Established by the World Health Organization in 2004, World Blood Donor Day is celebrated every June 14 to raise awareness of the need for blood donors and to thank those who give the gift of life by regularly donating blood. But donating blood shouldn’t only be on our minds one day of the year or when disaster, whether natural or human-made, strikes.
Why we need blood donors
Every two seconds, someone in the United States needs life-saving blood. This could be because of blood loss during surgery, a cancer diagnosis, injuries sustained in a car accident, or side effects of diseases like sickle cell (just to name a few!). One out of every seven patients admitted to the hospital will require a blood transfusion during their stay. And women receive more blood transfusions than men, including one out of every 83 births.
It requires an average of over 29,000 units of blood every day to support these life and death demands. And while a single donation can save the lives of up to three people, only 2-3% of eligible Americans donate blood. In fact, in January 2022, the Red Cross declared a “blood crisis,” citing the worst blood shortage in over a decade. Doctors have been forced to delay critical medical treatments and make difficult decisions about who received life-saving blood transfusions.
It doesn’t have to be this way. If all eligible blood donors gave just three times a year, everyone – including you and your family – would receive the life-saving care right when they needed it most.
How to donate blood
So how do you become a blood donor? It’s surprisingly simple and takes less than an hour. That’s right. You can save three lives in just 60 minutes by taking the following steps:
1. Determine if you are eligible.
Generally speaking, people 17 years or older who are in good health may donate. Other criteria include limitations due to medication, travel, and other activities. Consult with your local blood donor center to review the requirements. (On a personal note, I continue to be frustrated by discrimination against the LGBTQ+ community in blood donor criteria. While recent changes are a step in the right direction, there is more work to be done.)
2. Make an appointment.
While many blood centers take walk-ins, I find making an appointment is the easiest way to ensure the blood donation process is as efficient as possible for the staff and me. You can schedule an appointment with the Red Cross here or my personal favorite – Versiti Blood Center of Indiana here.
3. Arrive well-rested, fed, and hydrated.
I know some people hesitate to give blood because they’re worried about how they’ll feel after. In my experience, you’ll be good to go as long as you are well-rested, well-fed, and well-hydrated. The more hydrated you are, the easier it will be for tech to find your vein, and the faster your blood will flow! Get a good night’s sleep, eat a hearty meal, and chug, chug, chug all the fluids, and the process will be a piece of cake.

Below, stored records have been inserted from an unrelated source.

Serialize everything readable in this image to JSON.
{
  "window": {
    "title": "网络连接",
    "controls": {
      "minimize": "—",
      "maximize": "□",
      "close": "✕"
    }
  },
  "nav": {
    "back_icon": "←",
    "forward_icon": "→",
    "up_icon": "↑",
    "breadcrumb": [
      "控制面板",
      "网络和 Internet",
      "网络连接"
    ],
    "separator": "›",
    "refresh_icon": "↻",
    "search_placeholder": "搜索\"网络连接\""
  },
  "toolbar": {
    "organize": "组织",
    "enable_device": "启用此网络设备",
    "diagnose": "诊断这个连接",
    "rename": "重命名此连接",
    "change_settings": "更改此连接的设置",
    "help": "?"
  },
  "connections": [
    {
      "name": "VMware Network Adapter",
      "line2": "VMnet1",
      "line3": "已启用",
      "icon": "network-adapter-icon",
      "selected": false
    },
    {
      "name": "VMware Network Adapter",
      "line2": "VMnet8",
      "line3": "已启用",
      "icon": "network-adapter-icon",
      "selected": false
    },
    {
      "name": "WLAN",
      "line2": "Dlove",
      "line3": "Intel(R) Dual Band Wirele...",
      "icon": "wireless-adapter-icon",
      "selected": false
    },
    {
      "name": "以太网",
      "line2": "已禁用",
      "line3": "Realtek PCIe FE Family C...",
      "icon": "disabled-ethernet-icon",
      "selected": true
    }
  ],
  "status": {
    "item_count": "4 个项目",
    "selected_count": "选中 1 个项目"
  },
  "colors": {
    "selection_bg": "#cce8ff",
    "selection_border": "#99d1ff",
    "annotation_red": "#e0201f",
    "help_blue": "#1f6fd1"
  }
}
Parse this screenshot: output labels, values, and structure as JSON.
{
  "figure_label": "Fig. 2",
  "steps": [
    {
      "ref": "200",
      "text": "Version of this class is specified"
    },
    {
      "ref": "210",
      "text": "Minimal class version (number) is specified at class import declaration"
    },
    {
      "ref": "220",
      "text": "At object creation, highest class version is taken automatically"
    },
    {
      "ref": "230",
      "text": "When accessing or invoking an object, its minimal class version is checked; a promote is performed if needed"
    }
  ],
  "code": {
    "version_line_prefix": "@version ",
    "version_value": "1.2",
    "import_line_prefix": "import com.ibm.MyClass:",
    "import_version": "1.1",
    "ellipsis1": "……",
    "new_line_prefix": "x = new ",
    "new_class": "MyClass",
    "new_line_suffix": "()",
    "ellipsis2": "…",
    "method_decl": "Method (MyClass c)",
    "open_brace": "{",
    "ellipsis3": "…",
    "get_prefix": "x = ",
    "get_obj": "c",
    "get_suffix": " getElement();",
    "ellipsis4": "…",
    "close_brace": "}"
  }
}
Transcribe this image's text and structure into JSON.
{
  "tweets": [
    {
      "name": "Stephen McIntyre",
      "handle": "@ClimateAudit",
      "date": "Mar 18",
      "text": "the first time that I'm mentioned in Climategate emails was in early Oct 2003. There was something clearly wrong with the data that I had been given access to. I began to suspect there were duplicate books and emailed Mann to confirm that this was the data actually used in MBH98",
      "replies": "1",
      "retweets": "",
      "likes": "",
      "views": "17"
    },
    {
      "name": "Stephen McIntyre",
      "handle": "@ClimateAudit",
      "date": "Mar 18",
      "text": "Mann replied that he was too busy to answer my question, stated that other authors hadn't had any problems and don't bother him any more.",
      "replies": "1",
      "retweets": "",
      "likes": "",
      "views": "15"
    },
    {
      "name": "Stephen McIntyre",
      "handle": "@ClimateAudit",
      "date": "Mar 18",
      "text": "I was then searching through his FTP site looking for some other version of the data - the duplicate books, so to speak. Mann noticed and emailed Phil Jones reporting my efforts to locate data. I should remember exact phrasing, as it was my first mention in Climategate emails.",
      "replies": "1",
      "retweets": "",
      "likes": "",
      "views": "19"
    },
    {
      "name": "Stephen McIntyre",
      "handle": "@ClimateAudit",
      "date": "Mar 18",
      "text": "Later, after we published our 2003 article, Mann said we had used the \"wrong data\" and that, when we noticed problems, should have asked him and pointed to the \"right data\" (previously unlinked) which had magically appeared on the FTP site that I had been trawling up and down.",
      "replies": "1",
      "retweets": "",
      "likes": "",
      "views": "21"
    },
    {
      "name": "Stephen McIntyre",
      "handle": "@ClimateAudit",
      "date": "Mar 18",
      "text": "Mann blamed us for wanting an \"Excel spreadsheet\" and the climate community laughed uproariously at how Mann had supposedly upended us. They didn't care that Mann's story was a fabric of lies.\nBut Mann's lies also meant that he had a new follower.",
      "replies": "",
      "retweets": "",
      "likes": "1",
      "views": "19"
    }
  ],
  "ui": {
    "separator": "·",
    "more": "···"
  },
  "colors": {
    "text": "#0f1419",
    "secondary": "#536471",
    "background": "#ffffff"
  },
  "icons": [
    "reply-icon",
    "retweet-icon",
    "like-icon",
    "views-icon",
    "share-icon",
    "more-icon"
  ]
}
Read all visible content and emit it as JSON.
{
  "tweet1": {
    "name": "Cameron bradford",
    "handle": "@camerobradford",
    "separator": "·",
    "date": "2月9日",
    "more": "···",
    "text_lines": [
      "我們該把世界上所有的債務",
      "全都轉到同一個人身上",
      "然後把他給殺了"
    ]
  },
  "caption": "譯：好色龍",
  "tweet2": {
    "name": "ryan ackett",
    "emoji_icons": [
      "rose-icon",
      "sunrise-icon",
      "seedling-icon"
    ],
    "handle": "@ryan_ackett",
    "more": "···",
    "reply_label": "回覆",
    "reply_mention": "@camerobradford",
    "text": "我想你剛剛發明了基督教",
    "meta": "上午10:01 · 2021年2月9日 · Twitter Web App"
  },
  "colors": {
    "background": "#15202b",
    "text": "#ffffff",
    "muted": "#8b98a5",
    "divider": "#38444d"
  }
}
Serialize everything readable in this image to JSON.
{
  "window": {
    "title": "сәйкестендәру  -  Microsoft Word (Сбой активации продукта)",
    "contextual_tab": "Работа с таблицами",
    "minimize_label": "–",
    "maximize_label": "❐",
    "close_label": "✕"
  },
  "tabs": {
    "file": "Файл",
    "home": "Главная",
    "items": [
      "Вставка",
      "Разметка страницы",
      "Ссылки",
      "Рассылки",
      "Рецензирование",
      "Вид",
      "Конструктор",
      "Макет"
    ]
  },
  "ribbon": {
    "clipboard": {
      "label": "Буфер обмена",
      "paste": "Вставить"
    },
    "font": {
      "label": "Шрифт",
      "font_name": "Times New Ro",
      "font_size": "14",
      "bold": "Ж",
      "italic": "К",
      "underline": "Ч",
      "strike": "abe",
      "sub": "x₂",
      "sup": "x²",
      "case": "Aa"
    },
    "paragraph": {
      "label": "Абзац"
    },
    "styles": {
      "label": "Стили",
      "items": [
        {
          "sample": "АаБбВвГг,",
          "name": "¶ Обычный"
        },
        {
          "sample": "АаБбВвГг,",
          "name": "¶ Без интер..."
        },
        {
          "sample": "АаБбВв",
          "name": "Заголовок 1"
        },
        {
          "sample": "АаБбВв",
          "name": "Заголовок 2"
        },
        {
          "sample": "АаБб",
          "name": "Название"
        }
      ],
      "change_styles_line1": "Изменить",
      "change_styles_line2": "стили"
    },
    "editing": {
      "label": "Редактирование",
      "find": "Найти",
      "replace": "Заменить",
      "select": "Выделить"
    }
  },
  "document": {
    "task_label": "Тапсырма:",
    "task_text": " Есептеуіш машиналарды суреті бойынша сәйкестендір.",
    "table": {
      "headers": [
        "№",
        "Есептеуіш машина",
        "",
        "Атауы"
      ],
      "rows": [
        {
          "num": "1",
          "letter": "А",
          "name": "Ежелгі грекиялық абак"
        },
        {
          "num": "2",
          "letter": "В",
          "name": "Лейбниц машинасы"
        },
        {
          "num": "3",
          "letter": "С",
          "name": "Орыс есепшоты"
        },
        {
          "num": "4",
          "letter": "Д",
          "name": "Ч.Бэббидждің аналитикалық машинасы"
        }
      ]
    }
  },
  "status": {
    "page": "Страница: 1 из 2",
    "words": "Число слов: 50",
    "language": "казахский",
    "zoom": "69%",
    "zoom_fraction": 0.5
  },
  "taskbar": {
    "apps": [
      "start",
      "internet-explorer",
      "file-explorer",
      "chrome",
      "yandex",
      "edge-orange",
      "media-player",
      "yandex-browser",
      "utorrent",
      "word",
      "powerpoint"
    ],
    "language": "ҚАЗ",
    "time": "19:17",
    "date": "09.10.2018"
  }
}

4. Meet with a tech for screening.
With your ID in hand, you’ll spend 10-15 minutes with a trained technician who will review your health history to confirm you are eligible for donation and take your vitals. This process includes a check of blood pressure, pulse rate, temperature, and iron levels (via a tiny finger prick).
5. Donate blood.
Now it’s finally time for the big show! And if you’re scared of the needle, don’t be. Between pregnancy and breast cancer, I am practically an expert when it comes to blood draws, having my experiences run the spectrum from painless to horrifying. I have never had a bad blood draw when donating blood. Blood center technicians are magicians. They make the process as quick and painless as possible.
Once the blood is pumping, the actual donation process can take anywhere from 5 to 15 minutes, depending on how fast your blood flows. My husband and I are both regular donors and often compete to see who can give their pint the fastest. (See me for more hot-take marriage tips!)
6. Eat all the snacks.
After the donation, you’ll be ushered into a waiting area where you can enjoy snacks and refreshments. While tempting to skip, I advise against it because (a) unlimited snacks!; (b) it allows you to replenish fluids and make sure you don’t feel lightheaded before getting behind the wheel, and (c) unlimited snacks!
Now it’s your turn to save a life.
Currently, there is no substitute for blood. Our only source is human donors. Dedicating just one hour of your day to donating blood can mean the difference between life or death for fellow Hoosiers. And you never know when it could be you or a member of your family whose life is saved because of a generous blood donor.
One hour for three lives. That’s all it takes. Schedule your blood donation today.